The foreign scholar was very impressed and as he left, he had an interview with the abbot, and he told him about what the librarian said. He said how much he’d been impressed – that famous librarian paying his tribute to the humble gardener sweeping the leaves. The abbot said, “Well, he’s not exactly humble, you know. He’s thinking that when the truth is known (and if he has anything to do with it, it soon will be), it’ll be the gardener who is honoured as the truly spiritual man. It will be the arrogant librarian who is dismissed as the pedant that he is. In the meantime, he gives the assistant gardener absolute hell.” The foreigner was absolutely bewildered.
The abbot finished, he said, “It’s not a question of a famous scholar being humble and without pride, and of a gardener being without resentment, as an ideal. These two don’t see they’ve both got some way to go. Before they see that it’s got to be the Spirit, the divine wind, turning over the pages in the library, through the hand of the librarian; and it’s the same divine wind turning over the leaves in the garden, through the broom of the gardener. When they see that they will have realization. Before that it’s still personalities, being proud or being humble, or being proud of being humble. It’s still a long way to go.” Well, the foreigner reported this and he leaves it to us to make what we can of it.
It’s a question of practice. The stories, the illustrations, which my teacher used to give, are meant to be incentives to practice. He said there are almost unlimited potentialities in everybody. We make a mistake if we think that it’s these great geniuses alone who have the capacity for creating beauty. I suggest that you may get the chance to look at the song, by St. Francis of Assisi that’s popularly called The Canticle of the Psalms (It’s The Canticle of Creative Beings). Now, this is by common consent, the greatest poem in the Italian language.
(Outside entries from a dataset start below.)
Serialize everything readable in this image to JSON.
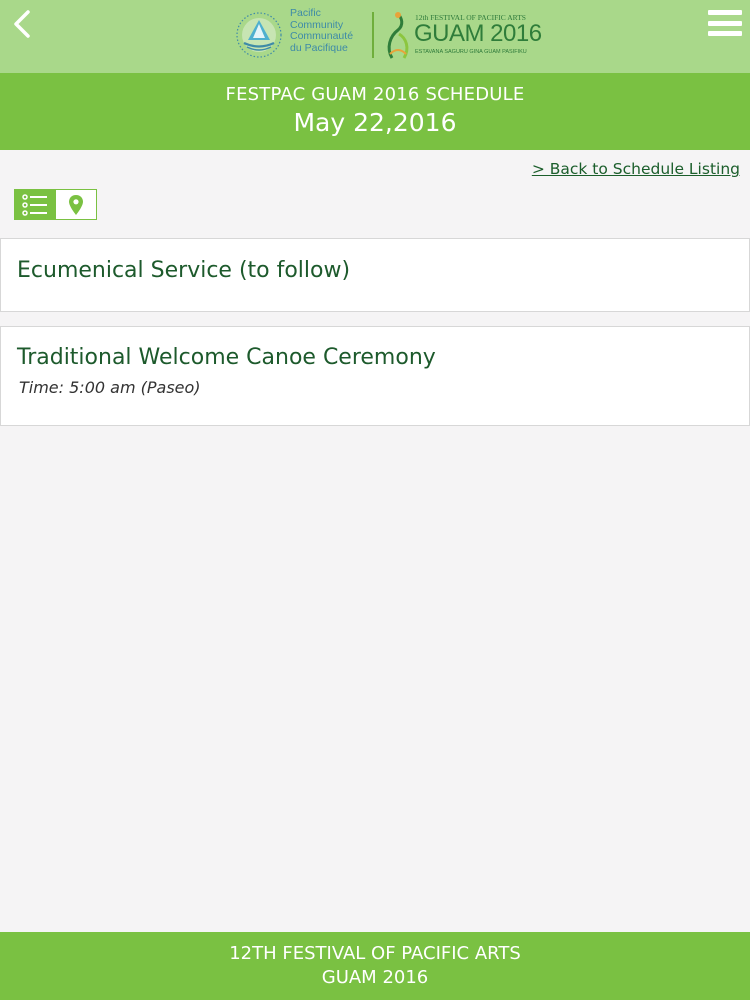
{
  "topbar": {
    "back_icon": "chevron-left-icon",
    "menu_icon": "hamburger-menu-icon",
    "spc_logo": {
      "line1": "Pacific",
      "line2": "Community",
      "line3": "Communauté",
      "line4": "du Pacifique"
    },
    "festival_logo": {
      "small": "12th FESTIVAL OF PACIFIC ARTS",
      "big": "GUAM 2016",
      "tagline": "ESTAVANA SAGURU GINA GUAM PASIFIKU"
    },
    "bar_color": "#a9d88a"
  },
  "header": {
    "title": "FESTPAC GUAM 2016 SCHEDULE",
    "date": "May 22,2016",
    "color": "#7ac142"
  },
  "back_link": "> Back to Schedule Listing",
  "view_toggle": {
    "list_icon": "list-view-icon",
    "map_icon": "map-pin-icon",
    "active": "list"
  },
  "events": [
    {
      "title": "Ecumenical Service (to follow)"
    },
    {
      "title": "Traditional Welcome Canoe Ceremony",
      "time": "Time: 5:00 am (Paseo)"
    }
  ],
  "footer": {
    "line1": "12TH FESTIVAL OF PACIFIC ARTS",
    "line2": "GUAM 2016"
  }
}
Technically, it’s very poor. It only rhymes by chance; only some of the lines and it doesn’t scan. It’s in the Umbrian dialect anyway, which wasn’t particularly refined. Italian didn’t really exist, then. It’s poor – but the inspiration is so powerful that, in spite of these technical defects, it’s still regarded as the greatest masterpiece in Italian. It is worth reading with this in mind, the Canticle of Creative Beings, the famous prayer of St. Francis which has been quoted so often: “Where there is hatred, let me bring love, where there is discord, peace.”
This is attributed to St. Francis; but, actually, it was written by some entirely unknown editor of a French magazine in the last century. The name is not known, somebody anonymous; but the wind of inspiration came through. Through this extremely simple French (there’s no Italian original at all), the inspiration has changed the lives of thousands.
These are given, meaning to find within ourselves these unknown powers, which can be awakened and through that, to be able to enter into the divine purpose of the world. To shoot out of our unreality, through the darkness into our reality, to our real Self.